Given Royal Enfield’s ultra-competitive price structure in export markets with its singles, expect the company’s new twin-cylinder models to be a fraction of the price of their most obvious rival, the Triumph Bonneville developed just 15 miles away from Royal Enfield’s brand new magnificently equipped UK Technical Centre near Leicester, which opened last year and presently houses 115 employees. They’re led by the company’s top technician Simon Warburton, formerly of Triumph, and Mark Wells, Head of Product Strategy & Industrial Design, whose former company Xenophya Design was responsible for styling several Triumph models. With several other former Triumph employees having moved to Royal Enfield’s new British R&D HQ, these new Indian-made Royal Enfield twins are serious competition for the Thai-built Bonnevilles. However, while Triumph’s current Bonneville models all carry either liquid-cooled 900cc or 1200cc motors, the new Royal Enfields are air-cooled 648cc twins which slot into a market that Triumph doesn’t currently cater for – a sub-Bonneville, authentically retro-styled niche. With the smallest Bonnie now starting at 900cc, the 650 Interceptor and Continental GT are effectively the mid-level bikes that Triumph doesn’t make.

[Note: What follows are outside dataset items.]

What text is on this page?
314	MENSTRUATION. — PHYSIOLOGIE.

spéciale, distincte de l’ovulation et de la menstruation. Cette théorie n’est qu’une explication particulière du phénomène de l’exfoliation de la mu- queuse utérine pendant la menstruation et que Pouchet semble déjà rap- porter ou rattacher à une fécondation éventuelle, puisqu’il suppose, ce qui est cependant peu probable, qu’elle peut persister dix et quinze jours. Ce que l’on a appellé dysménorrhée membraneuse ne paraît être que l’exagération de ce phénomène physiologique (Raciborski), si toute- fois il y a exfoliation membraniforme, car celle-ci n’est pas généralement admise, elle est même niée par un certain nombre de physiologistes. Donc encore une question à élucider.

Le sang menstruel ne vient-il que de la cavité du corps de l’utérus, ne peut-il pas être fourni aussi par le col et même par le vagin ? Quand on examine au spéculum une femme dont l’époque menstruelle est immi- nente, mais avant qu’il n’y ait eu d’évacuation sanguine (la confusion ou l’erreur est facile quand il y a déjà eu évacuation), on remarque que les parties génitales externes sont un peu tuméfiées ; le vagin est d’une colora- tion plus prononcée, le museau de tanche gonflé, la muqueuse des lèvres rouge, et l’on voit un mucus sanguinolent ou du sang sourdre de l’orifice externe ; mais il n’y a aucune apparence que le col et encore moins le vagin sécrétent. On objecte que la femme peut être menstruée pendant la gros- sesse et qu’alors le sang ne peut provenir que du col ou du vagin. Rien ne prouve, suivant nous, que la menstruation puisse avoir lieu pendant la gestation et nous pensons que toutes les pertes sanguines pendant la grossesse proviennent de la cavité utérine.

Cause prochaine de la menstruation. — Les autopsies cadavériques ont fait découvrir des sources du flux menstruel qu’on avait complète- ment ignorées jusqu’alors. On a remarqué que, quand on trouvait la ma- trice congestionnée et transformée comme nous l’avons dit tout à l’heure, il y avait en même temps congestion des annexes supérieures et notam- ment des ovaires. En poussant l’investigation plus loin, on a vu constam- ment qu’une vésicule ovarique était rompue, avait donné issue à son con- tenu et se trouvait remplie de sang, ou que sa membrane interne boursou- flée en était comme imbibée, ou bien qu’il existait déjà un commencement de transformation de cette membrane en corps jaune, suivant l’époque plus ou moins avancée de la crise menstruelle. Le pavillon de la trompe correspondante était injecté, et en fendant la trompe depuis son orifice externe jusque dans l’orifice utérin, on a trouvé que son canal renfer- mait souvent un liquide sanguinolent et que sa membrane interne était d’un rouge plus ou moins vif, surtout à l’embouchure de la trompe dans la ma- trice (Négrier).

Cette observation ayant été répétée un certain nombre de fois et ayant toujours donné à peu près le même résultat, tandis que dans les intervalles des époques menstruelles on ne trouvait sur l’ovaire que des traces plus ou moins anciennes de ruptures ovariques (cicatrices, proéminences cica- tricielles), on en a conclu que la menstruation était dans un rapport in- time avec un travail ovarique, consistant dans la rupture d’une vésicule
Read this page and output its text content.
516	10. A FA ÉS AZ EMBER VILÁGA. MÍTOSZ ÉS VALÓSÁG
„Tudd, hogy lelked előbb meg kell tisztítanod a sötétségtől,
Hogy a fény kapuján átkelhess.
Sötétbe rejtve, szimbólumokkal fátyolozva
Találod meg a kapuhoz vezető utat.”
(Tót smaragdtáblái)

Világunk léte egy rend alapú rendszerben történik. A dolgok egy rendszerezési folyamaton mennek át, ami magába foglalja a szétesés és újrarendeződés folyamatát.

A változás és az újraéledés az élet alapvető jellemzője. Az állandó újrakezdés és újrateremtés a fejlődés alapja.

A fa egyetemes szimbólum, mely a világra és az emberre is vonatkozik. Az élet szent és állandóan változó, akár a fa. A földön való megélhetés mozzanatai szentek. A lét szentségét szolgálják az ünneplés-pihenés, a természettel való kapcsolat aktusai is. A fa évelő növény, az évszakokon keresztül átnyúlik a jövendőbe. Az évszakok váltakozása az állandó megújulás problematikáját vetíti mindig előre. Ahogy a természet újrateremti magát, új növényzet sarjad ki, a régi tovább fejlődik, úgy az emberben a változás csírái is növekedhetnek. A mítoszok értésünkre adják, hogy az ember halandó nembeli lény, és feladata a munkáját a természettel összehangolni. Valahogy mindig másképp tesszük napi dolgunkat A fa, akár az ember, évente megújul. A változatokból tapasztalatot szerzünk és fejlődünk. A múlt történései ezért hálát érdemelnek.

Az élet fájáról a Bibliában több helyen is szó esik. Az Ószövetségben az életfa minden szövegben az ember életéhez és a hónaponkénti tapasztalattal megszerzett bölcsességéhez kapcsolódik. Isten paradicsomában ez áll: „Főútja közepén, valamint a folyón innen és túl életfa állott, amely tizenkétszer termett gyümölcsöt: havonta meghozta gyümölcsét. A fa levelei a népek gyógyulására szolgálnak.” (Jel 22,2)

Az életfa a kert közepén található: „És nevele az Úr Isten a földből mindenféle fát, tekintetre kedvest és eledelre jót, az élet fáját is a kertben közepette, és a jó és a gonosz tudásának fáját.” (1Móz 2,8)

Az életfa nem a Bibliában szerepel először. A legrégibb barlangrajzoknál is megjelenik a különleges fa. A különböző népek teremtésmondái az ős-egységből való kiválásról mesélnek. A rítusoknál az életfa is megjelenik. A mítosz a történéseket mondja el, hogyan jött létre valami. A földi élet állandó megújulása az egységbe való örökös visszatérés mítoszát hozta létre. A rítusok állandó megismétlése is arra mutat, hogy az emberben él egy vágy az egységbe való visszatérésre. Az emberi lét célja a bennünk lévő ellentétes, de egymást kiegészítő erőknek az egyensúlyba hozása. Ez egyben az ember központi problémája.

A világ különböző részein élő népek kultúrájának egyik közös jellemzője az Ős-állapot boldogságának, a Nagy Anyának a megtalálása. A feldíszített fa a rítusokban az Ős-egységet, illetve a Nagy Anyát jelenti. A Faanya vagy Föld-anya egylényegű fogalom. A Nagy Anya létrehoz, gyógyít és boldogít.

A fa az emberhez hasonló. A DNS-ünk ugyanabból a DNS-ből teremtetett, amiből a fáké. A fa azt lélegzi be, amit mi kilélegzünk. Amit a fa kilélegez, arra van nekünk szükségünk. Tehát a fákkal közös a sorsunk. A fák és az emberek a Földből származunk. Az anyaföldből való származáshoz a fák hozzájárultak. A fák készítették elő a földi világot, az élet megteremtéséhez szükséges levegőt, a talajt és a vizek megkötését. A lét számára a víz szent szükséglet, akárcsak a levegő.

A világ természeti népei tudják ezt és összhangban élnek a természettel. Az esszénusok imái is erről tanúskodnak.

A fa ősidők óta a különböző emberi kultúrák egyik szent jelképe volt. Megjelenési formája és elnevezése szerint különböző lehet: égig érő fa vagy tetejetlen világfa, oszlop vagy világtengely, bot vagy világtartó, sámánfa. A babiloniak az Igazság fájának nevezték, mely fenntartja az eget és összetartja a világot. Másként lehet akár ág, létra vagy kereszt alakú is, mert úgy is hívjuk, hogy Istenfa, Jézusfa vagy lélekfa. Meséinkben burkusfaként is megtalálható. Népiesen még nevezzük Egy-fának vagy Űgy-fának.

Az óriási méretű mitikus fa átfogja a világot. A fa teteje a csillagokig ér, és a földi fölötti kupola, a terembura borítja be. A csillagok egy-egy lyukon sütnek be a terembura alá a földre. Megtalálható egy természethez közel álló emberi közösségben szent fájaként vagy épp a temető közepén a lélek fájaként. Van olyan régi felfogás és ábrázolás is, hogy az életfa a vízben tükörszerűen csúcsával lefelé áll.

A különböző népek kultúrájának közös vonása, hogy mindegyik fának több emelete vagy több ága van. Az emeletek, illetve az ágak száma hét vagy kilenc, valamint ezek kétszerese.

Introducing the new models, Royal Enfield CEO Siddhartha Lal said, “The Interceptor carries forward the Royal Enfield legacy into the 21st century. While in its essence it retains the old-school design and character, it has all the underpinnings of a modern machine. It combines agility, usable power, excellent ergonomics and style in an unintimidating manner. However, the Interceptor is more than the sum of its parts – it’s great fun to ride and brings a smile on your face every single time that you ride it. The engine has been designed to offer the right balance between power, torque and usability, so as to ensure a smooth and unintimidating riding experience. It will offer a broad spread of torque which will make the motorcycle easy to ride without frequently shifting gears.”
Going back to the future for Royal Enfield entails combining a modern OHV middleweight engine design with traditional styling and accessible performance. Siddhartha Lal will be pleased that the new Twins seem to be occupying a place in the market where there are few competitors.